Я полз дальше мимо стеллажей, когда вдруг навстречу мне выползла огромная, безобразная, с обгоревшей шкурой крыса. Она была жива, как и я. Но, как и я представляла собой какого-то монстра с лысой головой, кривыми зубами и клоками шерсти на спине. Может быть единственное живое существо, кроме меня. Зверь смотрел на меня горящими злобными глазами. Внезапно крыса громко пискнула и набросилась на меня. Я не ожидал этого и запаниковал. Она верещала как бешеная и несколько раз пыталась меня укусить. Это действительно страшно! Наконец, ей это удалось, и она впилась зубами мне в руку, когда я закрывался от ее укусов, я не мог совладать своим испугом, и я был слаб, чтобы защищаться. Я закричал от боли и наконец-то паника сменилась яростью. Я схватил крысу за висевшую на ней клочьями шкуру и начал рвать ее кожу. У меня за все время моего полубессознательного состояния выросли настоящие когти на руках, так что я как хищник мог разорвать живую плоть руками. Крыса продолжала визжать, заливая меня кровью. Я оторвал ее от себя и с силой швырнул в сторону. Она громко ударилась о металлический стеллаж и упала, продолжая резать мне слух громким писком. Я думал, что на этом все закончилось, но озверевшая от боли крыса попыталась снова атаковать меня. Тогда, не теряя ни секунды, я сам накинулся на нее, схватил за шею, и несколько раз ударил тушкой по стеллажу, с каждым разом впиваясь сильнее в ее тело когтями. Что-то хрустнуло, и крыса замолкла. Я отшвырнул ее подальше от себя и стал рассматривать себя и попытался отдышаться. Все мое тело было забрызгано кровью, но я не был серьезно ранен, не считая укусов на руке. Это все была кровь бедного животного. Я посмотрел в ее сторону, но зверь уже не подавал признаков жизни. Боже, что я наделал?

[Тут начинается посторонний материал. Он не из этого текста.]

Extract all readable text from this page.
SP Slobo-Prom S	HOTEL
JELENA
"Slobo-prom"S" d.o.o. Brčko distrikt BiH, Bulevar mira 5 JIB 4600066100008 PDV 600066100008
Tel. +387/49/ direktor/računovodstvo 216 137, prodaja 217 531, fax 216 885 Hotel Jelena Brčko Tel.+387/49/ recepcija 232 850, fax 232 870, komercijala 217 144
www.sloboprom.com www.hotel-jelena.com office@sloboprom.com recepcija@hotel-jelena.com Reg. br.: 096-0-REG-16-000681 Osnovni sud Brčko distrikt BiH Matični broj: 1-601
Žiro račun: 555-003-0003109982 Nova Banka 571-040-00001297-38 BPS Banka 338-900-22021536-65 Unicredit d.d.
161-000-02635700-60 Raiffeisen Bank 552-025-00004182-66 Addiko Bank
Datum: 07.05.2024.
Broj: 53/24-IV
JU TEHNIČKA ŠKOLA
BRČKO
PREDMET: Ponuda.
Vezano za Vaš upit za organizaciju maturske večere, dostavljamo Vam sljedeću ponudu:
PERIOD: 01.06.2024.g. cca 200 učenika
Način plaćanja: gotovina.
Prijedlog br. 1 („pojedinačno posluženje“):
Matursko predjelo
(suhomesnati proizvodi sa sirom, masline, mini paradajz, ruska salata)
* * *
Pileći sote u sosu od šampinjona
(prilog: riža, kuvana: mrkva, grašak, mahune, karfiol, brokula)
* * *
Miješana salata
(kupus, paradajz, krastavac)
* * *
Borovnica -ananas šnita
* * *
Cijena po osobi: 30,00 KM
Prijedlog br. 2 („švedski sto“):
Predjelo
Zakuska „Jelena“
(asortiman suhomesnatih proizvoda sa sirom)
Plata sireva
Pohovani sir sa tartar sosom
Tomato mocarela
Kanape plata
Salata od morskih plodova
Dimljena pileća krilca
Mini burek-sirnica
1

Отдышавшись после испуга и встречи с крысой, я пополз дальше в темноту в поисках еды и самое главное водки. Пройдя еще несколько метров вглубь, я наконец-то дополз до продуктового отдела. В нос сразу ударил запах гниения. Сгнили в основном овощи и фрукты, из выключенных холодильных камер шел густой смрад сгнившего мяса, колбас и полуфабрикатов. Вонь была нестерпимая, хотя  я думал, что уже привык. Оказалось, что в зале меня спасал от удушья обвалившейся местами потолок, куда и уходил запах гниения. А дальше…

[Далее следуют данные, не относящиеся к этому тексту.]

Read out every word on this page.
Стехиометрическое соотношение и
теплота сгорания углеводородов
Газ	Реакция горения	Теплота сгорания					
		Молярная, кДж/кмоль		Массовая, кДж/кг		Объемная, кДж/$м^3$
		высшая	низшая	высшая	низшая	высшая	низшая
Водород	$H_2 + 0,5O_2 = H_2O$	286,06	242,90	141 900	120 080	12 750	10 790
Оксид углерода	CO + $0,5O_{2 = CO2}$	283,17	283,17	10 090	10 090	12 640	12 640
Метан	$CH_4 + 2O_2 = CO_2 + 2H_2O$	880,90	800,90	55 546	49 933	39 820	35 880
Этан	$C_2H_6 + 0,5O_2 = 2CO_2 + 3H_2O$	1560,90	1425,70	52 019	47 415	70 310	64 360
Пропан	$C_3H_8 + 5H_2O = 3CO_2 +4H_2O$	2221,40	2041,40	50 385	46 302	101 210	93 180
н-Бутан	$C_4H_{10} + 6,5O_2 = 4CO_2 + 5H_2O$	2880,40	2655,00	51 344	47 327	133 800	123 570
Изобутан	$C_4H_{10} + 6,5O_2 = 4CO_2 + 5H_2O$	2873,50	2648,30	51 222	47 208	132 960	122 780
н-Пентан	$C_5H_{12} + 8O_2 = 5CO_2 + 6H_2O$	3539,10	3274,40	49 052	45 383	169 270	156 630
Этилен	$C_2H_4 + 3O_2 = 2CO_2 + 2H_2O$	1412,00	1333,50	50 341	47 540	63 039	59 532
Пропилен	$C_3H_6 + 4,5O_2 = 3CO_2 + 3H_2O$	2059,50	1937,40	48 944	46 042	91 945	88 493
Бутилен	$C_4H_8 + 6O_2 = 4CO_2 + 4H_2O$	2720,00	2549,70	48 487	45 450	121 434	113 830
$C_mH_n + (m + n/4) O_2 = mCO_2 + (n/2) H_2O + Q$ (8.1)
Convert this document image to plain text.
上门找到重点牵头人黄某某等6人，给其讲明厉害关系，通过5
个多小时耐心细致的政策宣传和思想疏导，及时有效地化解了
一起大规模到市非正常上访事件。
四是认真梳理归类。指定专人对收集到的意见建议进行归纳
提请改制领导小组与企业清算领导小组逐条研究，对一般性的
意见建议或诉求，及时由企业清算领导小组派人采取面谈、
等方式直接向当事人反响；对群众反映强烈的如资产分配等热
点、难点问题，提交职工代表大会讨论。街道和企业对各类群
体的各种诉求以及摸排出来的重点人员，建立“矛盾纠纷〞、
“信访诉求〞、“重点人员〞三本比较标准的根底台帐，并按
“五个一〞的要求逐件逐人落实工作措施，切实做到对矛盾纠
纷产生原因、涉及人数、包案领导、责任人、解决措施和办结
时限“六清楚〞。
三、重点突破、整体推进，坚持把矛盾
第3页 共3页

А дальше было мое спасение! Стеллажи с алкоголем! Я даже засмеялся от радости увидев в полумраке бутылки с водкой и коньяком, которые остались неразбитыми. Первый мой порыв был сразу откупорить бутылку водки и влить в себя содержимое, но что-то остановило меня.
Обычно (как страшно звучит это слово здесь), я выпиваю две бутылки через час или два после пробуждения, а сегодня я почти целый день провел без возможности опохмелиться. Боль была сильнейшая, но я уже протрезвел настолько, что начал хоть что-то понимать и вспоминать. К тому же моя борьба с крысой настолько меня утомила, что я не стал сразу пить водку. Я хотел еще немного поползать, посмотреть, потрогать, хоть на немного вернуться в обезображенный реальный мир.
Я вспомнил про убитую крысу. И тут меня осенила дикая, страшная для меня в прошлом мысль. В начале склада я заметил на стеллажах коробки спичек и жидкость для розжига. И я решил ее зажарить. Мне стало смешно от такой мысли. Что только не придет в пьяную голову или голову, умирающую от радиации и проспиртованную как у меня. До этого я никогда не жарил и не ел крыс. Но, в этот раз мне очень хотелось это сделать.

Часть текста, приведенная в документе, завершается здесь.